Mark Hill, who spoke to staff at the Garrison Secondary School, charged among other things that schools should not produce students but should produce scientists, inventors.
My concern is that if as teachers our mental fibres are clogged up, how can we meaningfully engage our students to be thinkers of the kind of which he spoke?
I heard him ask: “How can we teach students to specialize in thinking when we ourselves fail to sweat our mental capacities?”
The classroom should be nothing short of a laboratory of cognition in which both teachers and students are constantly confronting thinking in diverse ways, from many different perspectives.
Schools should be alive with the clash of ideas as students challenge the status quo of thought and explore new ways of perceiving the world and solving its problems.
Arthur Costa’s notion of the thought-filled curriculum is worth considering.

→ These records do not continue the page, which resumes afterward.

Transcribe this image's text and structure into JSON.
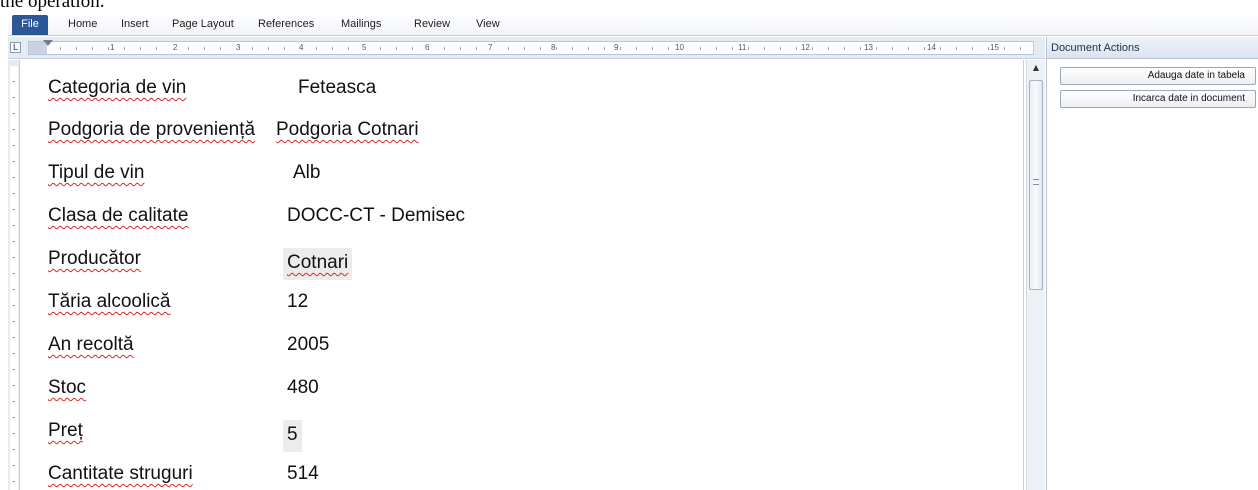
{
  "caption": "the operation.",
  "ribbon": {
    "tabs": [
      "File",
      "Home",
      "Insert",
      "Page Layout",
      "References",
      "Mailings",
      "Review",
      "View"
    ]
  },
  "ruler": {
    "tab_selector": "L",
    "numbers": [
      "1",
      "2",
      "3",
      "4",
      "5",
      "6",
      "7",
      "8",
      "9",
      "10",
      "11",
      "12",
      "13",
      "14",
      "15"
    ]
  },
  "document": {
    "rows": [
      {
        "label": "Categoria de vin",
        "value": "Feteasca"
      },
      {
        "label": "Podgoria de proveniență",
        "value": "Podgoria Cotnari"
      },
      {
        "label": "Tipul de vin",
        "value": "Alb"
      },
      {
        "label": "Clasa de calitate",
        "value": "DOCC-CT - Demisec"
      },
      {
        "label": "Producător",
        "value": "Cotnari"
      },
      {
        "label": "Tăria alcoolică",
        "value": "12"
      },
      {
        "label": "An recoltă",
        "value": "2005"
      },
      {
        "label": "Stoc",
        "value": "480"
      },
      {
        "label": "Preț",
        "value": "5"
      },
      {
        "label": "Cantitate struguri",
        "value": "514"
      }
    ]
  },
  "pane": {
    "title": "Document Actions",
    "buttons": [
      "Adauga date in tabela",
      "Incarca date in document"
    ]
  },
  "colors": {
    "file_tab": "#2b5797",
    "spell_underline": "#d32b2b",
    "field_shading": "#ececec"
  }
}
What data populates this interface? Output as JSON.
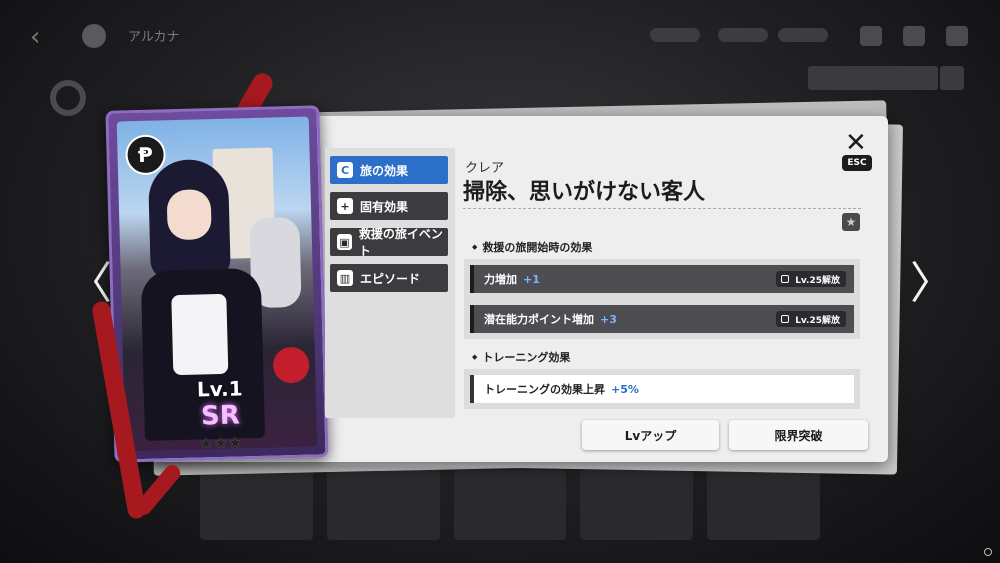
{
  "header": {
    "title": "アルカナ"
  },
  "card": {
    "emblem": "Ᵽ",
    "level": "Lv.1",
    "rarity": "SR",
    "stars": "★★★"
  },
  "tabs": [
    {
      "label": "旅の効果",
      "icon": "compass-icon",
      "active": true
    },
    {
      "label": "固有効果",
      "icon": "plus-card-icon",
      "active": false
    },
    {
      "label": "救援の旅イベント",
      "icon": "gift-icon",
      "active": false
    },
    {
      "label": "エピソード",
      "icon": "book-icon",
      "active": false
    }
  ],
  "content": {
    "character": "クレア",
    "title": "掃除、思いがけない客人",
    "close_label": "ESC",
    "section1": "救援の旅開始時の効果",
    "effects1": [
      {
        "name": "力増加",
        "value": "+1",
        "lock": "Lv.25解放"
      },
      {
        "name": "潜在能力ポイント増加",
        "value": "+3",
        "lock": "Lv.25解放"
      }
    ],
    "section2": "トレーニング効果",
    "effects2": [
      {
        "name": "トレーニングの効果上昇",
        "value": "+5%"
      }
    ]
  },
  "buttons": {
    "lvup": "Lvアップ",
    "limit": "限界突破"
  },
  "colors": {
    "active_tab": "#2b6fc9",
    "accent_value": "#2b6fc9",
    "rarity_glow": "#e36cff"
  }
}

As he sees it, the curriculum should encourage deep skilful thought, learning to think, thinking to learn, thinking together, thinking about our own cognition and thinking big. – The Thought-Filled Curriculum by Arthur L. Costa.
As he puts it, “teachers need to continually examine and evaluate their curricular choices to be certain they are giving students practice in thinking with depth; engaging students in authentic, relevant activities that will stimulate deep thinking about content; showing students how to study their own thinking; guiding learners in thinking within groups; and promoting ‘thinking big’ in terms of applying deep, creative thinking to world situations and problems”.
In conclusion, today’s teachers have little option, if they are to produce the scientists and inventors who can impact the world.
The bottom line is that they themselves must be thinking teachers who think about thinking themselves and that it could be taught. That is the challenge to which we as teachers must rise valiantly.